The nationwide results for the examinations were announced on Tuesday – 79,052 of 117,043 candidates or 68.62 per cent of students passed – an increase of 1.55 per cent compared to last year.
The ministry reported that 443 candidates were awarded As, 141 of whom sat for the examinations in Phnom Penh.
The minister noted in his letter that the system for tallying scores had been upgraded to a digital SQL Server after thousands of students complained that they received lower marks last year.
Ministry of Education, Youth and Sport spokesman Ros Soveacha told The Post that the ministry aimed to prioritise education in sciences and technology to coordinate with the government’s Rectangular Strategy Phase IV.

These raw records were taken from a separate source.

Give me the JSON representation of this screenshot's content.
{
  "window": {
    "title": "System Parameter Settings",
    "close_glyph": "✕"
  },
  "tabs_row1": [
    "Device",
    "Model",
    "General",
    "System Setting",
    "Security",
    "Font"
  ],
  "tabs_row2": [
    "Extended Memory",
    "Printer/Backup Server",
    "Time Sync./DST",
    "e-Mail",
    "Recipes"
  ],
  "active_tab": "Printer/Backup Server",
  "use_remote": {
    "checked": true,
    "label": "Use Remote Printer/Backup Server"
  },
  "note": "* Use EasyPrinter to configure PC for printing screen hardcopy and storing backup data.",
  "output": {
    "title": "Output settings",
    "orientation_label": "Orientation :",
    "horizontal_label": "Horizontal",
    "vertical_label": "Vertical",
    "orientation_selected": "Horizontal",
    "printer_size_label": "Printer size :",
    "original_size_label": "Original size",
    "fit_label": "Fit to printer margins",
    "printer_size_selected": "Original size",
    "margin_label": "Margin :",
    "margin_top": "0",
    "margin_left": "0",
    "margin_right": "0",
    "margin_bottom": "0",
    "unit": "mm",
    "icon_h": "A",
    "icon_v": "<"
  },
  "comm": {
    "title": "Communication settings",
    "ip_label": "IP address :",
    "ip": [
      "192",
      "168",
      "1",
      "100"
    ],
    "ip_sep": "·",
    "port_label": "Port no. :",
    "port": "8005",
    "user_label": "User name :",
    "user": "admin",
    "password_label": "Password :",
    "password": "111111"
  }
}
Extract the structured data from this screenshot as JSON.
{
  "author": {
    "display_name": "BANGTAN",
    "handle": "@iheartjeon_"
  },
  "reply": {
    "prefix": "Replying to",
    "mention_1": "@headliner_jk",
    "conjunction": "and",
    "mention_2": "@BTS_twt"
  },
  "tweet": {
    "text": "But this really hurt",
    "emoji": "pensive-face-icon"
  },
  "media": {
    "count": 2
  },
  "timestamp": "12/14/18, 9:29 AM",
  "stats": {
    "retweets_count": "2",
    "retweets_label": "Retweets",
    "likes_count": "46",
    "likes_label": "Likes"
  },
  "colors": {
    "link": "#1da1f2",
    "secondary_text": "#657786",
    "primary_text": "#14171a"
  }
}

“The ministry is working to conduct systematic reforms over the next five years to address the educational needs of people from all ages and levels to help connect them with the job market,” he said.
Cambodian Independent Teachers’ Association president Ouk Chhayavy told The Post that she believed the quality of Cambodian education had improved considerably.
“But we must ask that if all youths pass the examinations when they enter the workforce how capable will they be? How many students are gifted with the skill of learning since childhood?
“Success depends on youths receiving knowledge and then putting it into practice. It’s knowledge that restored the nation and allowed us to gain genuine democracy,” Chhayavy said.